Laboratory experiments: Not possible. For a 10 kg (22 pound) ball with a 10 cm (4 inch) radius, the predicted difference is about 7 parts in 10²⁷ (that's a 1 followed by 27 zeros). This is roughly 18 orders of magnitude—a billion billion times—smaller than our best measuring equipment can detect. Laboratory tests are ruled out.
White dwarf stars: Potentially detectable. A white dwarf (the dense remnant left when a star like our Sun dies) packs about 60% of the Sun's mass into an object the size of Earth. The predicted effect reaches about 15 parts per million—still tiny, but getting closer to measurable.
Neutron stars: Best candidates. Neutron stars are the collapsed cores of massive stars, cramming more mass than our Sun into a ball just 20 kilometers (12 miles) across. For these extreme objects, the predicted effect is about 2%—a difference large enough to potentially affect their behavior in measurable ways. Detectability depends on disentangling this effect from equation-of-state uncertainties—the fact that we don't yet fully understand the internal structure of neutron stars.
6. How Could We Test This?
Since laboratory experiments are impossible, we need to look to space for our laboratory. Several approaches could work:
Neutron star pairs. When two neutron stars orbit each other, their extreme gravity affects their orbital motion in precise ways. A 2% difference in how gravity works could influence these orbits measurably over time.
Gravitational waves. When neutron stars or black holes merge, they release ripples in space itself called gravitational waves. The detailed pattern of these waves depends on exactly how gravity works. If internal field energy matters, it could, in principle, leave a distinguishable signature in these wave patterns.
Pulsar timing. Pulsars are rapidly spinning neutron stars that emit regular pulses of radio waves like cosmic lighthouses. By tracking these pulses with extreme precision over years, we can detect tiny changes in their motion that might reveal geometry-dependent gravitational effects.
7. Can This Be Proven Wrong?
Yes—and that's what makes it good science. PF gravity makes a specific, numerical prediction: the difference should be exactly (1/20) × (Rₛ/R). This can be checked against observations in two ways:
If observations match: This would support PF gravity's claim that field energy contributes to gravitational effects. It would contradict the pure Newtonian view that only mass matters.
If observations don't match: If we can measure neutron star behavior precisely enough and find no geometry-dependent effects at the 2% level, PF gravity would be falsified or at least strongly constrained in this regime.

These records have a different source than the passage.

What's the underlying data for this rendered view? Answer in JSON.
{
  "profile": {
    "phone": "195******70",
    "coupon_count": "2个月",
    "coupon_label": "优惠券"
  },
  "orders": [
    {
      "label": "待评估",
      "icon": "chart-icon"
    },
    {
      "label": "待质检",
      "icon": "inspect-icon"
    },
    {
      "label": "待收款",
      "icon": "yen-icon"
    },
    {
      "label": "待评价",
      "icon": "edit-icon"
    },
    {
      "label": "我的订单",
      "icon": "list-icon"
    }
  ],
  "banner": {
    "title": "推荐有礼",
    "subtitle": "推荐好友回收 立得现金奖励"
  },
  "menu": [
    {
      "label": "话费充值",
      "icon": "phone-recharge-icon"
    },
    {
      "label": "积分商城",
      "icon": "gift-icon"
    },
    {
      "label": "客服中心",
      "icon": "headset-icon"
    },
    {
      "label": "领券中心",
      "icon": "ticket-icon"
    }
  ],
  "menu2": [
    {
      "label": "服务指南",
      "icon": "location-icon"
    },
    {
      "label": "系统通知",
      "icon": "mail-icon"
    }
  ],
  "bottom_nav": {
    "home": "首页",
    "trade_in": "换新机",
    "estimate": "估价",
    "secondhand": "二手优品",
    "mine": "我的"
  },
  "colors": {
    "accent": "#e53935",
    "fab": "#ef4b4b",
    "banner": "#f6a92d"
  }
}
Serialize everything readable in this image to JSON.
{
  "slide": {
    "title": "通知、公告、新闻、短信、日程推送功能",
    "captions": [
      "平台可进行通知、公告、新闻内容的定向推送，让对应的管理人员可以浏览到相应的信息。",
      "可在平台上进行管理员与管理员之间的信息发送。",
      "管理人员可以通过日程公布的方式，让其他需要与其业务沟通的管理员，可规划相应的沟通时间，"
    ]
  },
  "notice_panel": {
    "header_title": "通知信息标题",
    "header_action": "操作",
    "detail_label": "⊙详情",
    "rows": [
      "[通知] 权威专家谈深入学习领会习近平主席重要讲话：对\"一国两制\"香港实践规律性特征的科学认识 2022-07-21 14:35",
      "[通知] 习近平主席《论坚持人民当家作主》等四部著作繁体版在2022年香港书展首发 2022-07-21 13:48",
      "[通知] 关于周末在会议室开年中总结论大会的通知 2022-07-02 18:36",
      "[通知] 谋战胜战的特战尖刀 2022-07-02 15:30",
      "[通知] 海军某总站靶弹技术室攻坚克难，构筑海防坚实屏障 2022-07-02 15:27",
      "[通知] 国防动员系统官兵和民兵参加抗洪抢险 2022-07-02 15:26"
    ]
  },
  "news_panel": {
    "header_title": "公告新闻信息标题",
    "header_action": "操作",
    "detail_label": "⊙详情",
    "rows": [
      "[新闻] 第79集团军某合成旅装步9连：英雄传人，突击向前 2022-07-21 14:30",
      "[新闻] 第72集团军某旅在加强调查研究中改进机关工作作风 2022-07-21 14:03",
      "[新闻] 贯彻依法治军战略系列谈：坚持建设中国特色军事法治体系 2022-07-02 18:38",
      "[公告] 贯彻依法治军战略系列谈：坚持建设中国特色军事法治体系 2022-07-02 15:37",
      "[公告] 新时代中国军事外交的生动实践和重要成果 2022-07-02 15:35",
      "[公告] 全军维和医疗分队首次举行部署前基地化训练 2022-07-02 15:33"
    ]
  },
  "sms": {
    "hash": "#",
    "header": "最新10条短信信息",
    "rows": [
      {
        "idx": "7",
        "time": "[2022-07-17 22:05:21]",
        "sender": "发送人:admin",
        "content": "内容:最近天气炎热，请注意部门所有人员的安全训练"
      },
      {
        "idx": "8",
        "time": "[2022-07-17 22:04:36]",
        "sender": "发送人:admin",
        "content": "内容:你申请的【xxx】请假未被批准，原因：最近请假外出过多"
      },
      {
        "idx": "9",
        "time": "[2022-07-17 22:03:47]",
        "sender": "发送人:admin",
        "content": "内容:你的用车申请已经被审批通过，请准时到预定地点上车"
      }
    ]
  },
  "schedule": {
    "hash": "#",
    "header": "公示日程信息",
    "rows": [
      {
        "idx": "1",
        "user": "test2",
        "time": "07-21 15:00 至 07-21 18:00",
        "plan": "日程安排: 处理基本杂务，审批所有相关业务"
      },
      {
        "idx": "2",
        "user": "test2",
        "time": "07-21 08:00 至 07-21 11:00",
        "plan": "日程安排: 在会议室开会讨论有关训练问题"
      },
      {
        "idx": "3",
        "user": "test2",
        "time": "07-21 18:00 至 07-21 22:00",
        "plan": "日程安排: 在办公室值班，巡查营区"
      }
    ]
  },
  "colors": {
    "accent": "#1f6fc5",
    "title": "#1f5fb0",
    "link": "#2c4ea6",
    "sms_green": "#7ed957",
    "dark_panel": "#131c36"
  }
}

Either outcome advances our understanding. A theory that cannot be tested cannot be trusted. By providing a clear numerical prediction and identifying where to look for it, this paper makes PF gravity scientifically testable.
8. The Bottom Line
This paper identifies a fundamental question about gravity: does only mass create gravity (Newton's view), or does the energy in gravitational fields also contribute (PF gravity's view)?
For everyday objects and situations, both theories give the same answer—the effect is too tiny to matter. But for extremely dense objects like neutron stars, the theories diverge enough to potentially test.
The predicted effect scales with how compact an object is. More compact objects (closer to becoming black holes) should show larger effects. This makes the extreme objects in our universe—neutron stars and their collisions—natural laboratories for testing this prediction.
Key prediction: The fractional difference in gravitational acceleration between differently-shaped objects of equal mass is (1/20) × (Rₛ/R), where Rₛ is the Schwarzschild radius and R is the actual radius.
Document Status: Plain English Version of Certified v12. This version rewrites the technical paper for general audiences. Mathematics is described rather than derived. All scientific content is preserved. v12 incorporates clarity refinements from adversarial review.